Investors greet anti-no-deal push
A good-news-bad-news day on Tuesday was positive for sterling, negative for most equity markets and commodity-related currencies. At one end, the muddled messaging from the White House flipped back to trade talks with China being off; at the other, opposition parties in Britain met to draft an anti-no-deal-Brexit strategy.

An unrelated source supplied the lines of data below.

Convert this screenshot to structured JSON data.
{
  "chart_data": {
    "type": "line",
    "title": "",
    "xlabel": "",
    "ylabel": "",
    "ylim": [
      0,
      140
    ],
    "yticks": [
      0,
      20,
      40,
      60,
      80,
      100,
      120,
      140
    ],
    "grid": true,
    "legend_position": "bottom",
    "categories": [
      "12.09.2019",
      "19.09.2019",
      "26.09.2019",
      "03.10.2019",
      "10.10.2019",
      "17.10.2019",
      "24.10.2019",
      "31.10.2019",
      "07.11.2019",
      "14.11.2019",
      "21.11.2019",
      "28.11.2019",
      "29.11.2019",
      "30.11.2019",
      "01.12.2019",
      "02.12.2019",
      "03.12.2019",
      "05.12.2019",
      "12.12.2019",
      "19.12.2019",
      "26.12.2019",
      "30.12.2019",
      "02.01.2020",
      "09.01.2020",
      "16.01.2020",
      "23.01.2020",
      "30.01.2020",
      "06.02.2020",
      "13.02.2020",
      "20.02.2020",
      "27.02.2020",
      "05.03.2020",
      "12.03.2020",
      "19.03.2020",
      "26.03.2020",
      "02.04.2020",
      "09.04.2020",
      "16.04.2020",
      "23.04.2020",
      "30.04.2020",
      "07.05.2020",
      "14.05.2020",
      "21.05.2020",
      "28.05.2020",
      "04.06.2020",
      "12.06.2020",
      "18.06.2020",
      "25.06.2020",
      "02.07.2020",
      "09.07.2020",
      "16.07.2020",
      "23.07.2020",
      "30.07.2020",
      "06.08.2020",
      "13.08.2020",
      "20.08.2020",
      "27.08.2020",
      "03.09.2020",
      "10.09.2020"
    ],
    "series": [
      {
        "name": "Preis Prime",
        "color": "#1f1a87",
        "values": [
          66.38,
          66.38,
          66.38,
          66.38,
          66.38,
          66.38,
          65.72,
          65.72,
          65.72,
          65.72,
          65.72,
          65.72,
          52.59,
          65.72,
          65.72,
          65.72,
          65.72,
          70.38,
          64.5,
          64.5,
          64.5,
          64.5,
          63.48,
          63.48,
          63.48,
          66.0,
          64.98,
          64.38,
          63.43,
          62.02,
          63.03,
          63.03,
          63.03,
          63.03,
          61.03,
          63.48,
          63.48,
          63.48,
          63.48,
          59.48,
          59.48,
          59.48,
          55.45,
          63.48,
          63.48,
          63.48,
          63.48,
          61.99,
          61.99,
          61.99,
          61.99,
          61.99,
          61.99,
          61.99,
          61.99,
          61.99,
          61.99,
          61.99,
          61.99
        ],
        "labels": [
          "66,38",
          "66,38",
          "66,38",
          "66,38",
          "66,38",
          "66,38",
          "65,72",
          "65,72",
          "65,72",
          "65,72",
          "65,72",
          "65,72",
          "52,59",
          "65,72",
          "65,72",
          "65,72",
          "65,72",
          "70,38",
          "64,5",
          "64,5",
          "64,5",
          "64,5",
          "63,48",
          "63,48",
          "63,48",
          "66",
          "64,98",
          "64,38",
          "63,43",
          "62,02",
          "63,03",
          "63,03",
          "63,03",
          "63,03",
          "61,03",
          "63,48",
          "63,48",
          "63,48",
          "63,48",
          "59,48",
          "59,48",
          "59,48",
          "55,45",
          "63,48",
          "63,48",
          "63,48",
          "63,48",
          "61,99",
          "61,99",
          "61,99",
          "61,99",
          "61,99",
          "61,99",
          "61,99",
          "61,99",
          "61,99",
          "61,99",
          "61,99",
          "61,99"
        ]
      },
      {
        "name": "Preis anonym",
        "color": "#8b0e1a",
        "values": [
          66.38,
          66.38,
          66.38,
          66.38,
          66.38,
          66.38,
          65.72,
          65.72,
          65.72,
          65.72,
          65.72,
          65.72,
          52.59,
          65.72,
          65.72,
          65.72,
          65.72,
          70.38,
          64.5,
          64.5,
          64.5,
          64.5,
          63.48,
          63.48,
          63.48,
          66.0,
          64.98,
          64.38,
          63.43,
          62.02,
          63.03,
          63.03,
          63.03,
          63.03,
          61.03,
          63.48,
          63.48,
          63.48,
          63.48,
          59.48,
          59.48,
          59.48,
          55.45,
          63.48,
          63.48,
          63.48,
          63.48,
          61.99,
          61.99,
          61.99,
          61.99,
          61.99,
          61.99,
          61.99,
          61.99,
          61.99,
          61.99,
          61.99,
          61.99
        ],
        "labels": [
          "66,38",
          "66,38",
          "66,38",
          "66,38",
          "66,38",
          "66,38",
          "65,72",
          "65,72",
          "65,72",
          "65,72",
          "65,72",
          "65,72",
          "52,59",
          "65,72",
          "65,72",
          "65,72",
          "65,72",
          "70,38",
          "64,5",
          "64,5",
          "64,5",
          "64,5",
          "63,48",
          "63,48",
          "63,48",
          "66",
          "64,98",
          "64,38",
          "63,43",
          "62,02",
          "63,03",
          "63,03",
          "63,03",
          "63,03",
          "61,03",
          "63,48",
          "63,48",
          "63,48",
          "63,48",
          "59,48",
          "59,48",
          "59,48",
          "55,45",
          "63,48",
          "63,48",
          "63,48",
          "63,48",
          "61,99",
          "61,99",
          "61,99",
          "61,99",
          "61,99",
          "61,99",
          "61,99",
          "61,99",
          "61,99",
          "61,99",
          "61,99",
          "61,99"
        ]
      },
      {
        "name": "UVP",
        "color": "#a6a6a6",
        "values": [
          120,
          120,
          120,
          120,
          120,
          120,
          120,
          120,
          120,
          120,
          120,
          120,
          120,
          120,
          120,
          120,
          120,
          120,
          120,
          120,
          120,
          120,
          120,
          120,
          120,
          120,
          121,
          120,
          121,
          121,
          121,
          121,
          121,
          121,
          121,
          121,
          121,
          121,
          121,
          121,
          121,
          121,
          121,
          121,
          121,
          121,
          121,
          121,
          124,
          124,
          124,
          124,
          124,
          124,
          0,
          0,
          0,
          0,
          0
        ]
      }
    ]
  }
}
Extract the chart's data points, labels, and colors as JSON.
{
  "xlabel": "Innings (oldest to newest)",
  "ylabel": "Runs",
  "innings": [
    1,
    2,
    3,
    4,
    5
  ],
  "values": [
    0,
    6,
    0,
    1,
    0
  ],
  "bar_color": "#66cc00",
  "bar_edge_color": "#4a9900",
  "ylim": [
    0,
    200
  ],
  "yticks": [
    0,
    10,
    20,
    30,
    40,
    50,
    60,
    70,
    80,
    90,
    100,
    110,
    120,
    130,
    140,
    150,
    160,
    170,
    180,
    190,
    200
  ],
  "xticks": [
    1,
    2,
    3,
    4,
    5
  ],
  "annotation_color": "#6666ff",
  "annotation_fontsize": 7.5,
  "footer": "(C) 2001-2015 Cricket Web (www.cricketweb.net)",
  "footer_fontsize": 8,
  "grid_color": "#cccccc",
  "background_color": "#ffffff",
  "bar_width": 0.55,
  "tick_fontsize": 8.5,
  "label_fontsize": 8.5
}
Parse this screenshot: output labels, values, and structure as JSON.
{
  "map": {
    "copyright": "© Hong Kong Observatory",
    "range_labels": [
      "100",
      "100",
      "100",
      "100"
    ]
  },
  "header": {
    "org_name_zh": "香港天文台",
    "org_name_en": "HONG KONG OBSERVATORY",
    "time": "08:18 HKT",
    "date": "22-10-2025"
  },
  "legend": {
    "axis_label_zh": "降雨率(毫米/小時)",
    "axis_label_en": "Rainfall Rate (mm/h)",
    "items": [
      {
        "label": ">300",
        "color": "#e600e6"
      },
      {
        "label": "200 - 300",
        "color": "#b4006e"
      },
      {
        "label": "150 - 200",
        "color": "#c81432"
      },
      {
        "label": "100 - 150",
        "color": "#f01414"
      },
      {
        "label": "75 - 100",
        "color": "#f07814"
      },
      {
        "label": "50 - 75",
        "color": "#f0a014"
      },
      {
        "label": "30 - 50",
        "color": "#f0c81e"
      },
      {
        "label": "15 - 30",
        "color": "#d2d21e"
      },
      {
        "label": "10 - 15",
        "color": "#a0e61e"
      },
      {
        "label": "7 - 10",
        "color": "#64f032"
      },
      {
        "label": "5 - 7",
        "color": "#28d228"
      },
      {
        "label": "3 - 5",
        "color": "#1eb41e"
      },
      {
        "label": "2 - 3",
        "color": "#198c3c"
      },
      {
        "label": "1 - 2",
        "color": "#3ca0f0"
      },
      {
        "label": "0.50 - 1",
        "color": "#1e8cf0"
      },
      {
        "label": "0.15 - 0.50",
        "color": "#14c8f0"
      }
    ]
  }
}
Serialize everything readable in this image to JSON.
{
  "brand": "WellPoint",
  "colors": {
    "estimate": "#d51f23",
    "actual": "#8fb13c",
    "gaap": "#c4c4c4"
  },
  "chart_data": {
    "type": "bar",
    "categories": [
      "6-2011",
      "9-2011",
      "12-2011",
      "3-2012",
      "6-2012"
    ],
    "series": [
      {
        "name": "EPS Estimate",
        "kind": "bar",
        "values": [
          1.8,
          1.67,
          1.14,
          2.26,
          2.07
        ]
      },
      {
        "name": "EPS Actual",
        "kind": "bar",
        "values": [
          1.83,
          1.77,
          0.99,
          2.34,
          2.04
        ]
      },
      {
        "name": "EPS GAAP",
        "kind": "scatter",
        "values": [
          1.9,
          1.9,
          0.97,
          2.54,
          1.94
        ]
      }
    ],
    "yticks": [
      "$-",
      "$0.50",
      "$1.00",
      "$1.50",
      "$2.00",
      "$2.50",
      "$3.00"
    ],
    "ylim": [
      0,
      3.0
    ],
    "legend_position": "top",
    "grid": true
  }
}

After the US president dismissed at the end of last week the idea of reaching a trade deal with China, his more positive message at the weekend restored some confidence to financial markets. That evaporated again on Tuesday. Where it was difficult, if not impossible, to find a constructive media assessment of the situation, criticism was plentiful. The sense is that Trump's flip-flops have made things worse, making it more difficult to secure a trade deal even though by some measures "he already has achieved the bulk of US negotiating objectives". The US dollar is just about unchanged against the euro and Japanese yen.
The muddled thinking in Downing Street related to the Irish Backstop and the readiness or otherwise of Dublin to accept something less rigorous. Meanwhile down the road, Parliament's splintered anti-no-deal faction was trying to get its act together, with even the Archbishop of Canterbury offering his services as a negotiator. Investors were particularly taken with the apparent progress of a cross-party agreement to legislate against a no-deal departure. They rewarded sterling with a clear win on the day. It strengthened by an average of 0.7%, adding one yen and taking two thirds of a cent each off the US dollar and euro.
Tuesday's economic data provided little inspiration to investors. There were not many of them and those that were not mediocre were disappointing. The only excitement came from a piece by Bill Dudley encouraging the Fed to ignore Trump's demands on monetary policy.
Among the ecostats, the only ones of any importance were from the States. The Conference Board's index of consumer confidence "declined marginally" in August while still beating analysts' predictions. The Richmond Fed's manufacturing index also beat forecast, improving by 13 points to +1.
The erstwhile President of the New York Fed went in to bat with an essay calling upon his colleagues not to "enable" Trump to pursue a misguided trade war. The Fed officially rejected Mr Dudley's argument, insisting that "political considerations play absolutely no role".
However, his comments did not perhaps come as a complete surprise to chairman Jay Powell and his team.
German consumer confidence flat
It is sad but true that today's statistical highlight, German consumer confidence, has already been and gone. It was unchanged on the month. Also done and dusted is Australian construction output, which fell 3.8% in the second quarter. Construction work is down by 11% on the year.
European data this morning cover Swedish retail sales, Italian consumer and business confidence, Swiss business confidence and Euroland money supply. There are no UK data.
There is nothing from North America either, bar speeches from the Federal Reserve's Thomas Barkin and Mary Daly. NZ business confidence comes out tonight, followed by Japanese consumer confidence.